A citação que fazemos aqui questão de destacar foi extraída do Artigo 2º da Convenção Interamericana para Prevenir e Punir a Tortura, promulgada pelo Brasil em 1989, após sua aprovação em Cartagena, Colômbia, em 1985. O que parece não se relaciona de pronto com o título deste texto, logo fará toda lógica.

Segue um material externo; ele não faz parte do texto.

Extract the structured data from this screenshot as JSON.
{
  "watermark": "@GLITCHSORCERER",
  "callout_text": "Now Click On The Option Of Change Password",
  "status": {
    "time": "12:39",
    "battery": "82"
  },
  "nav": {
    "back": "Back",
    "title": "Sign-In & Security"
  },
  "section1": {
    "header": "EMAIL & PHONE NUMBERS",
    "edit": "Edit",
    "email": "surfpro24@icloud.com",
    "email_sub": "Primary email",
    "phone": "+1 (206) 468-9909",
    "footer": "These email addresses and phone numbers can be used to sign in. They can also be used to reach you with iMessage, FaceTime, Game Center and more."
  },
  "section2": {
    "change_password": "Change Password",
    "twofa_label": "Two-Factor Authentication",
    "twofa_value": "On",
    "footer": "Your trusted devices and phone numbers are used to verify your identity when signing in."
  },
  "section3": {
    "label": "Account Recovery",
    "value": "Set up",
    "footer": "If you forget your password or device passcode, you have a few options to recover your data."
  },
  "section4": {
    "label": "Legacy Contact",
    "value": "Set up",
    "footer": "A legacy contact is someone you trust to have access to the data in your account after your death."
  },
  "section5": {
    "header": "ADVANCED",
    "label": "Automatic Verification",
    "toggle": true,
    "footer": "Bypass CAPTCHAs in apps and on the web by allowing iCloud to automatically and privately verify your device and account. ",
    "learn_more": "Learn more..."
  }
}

Primeiramente, faz-se bem entender que “bugreiro” foi como ficaram conhecidos os “caçadores de índio”, como o foram os bandeirantes em determinado período da colonização brasileira. Parte da diferença se dá pelo fato de esses “novos bandeirantes” não buscarem “prear” indígenas para o trabalho escravo, mas, como também fizeram os antigos bandeirantes, terem sido responsáveis pela “limpeza” dos territórios de interesse. O próprio nome já era a reafirmação racista e discriminadora dos povos, chamados “bugres” pelos invasores das terras até então de Kaingang, Guarani, Xokleng, Xetá, povos da região sul brasileira.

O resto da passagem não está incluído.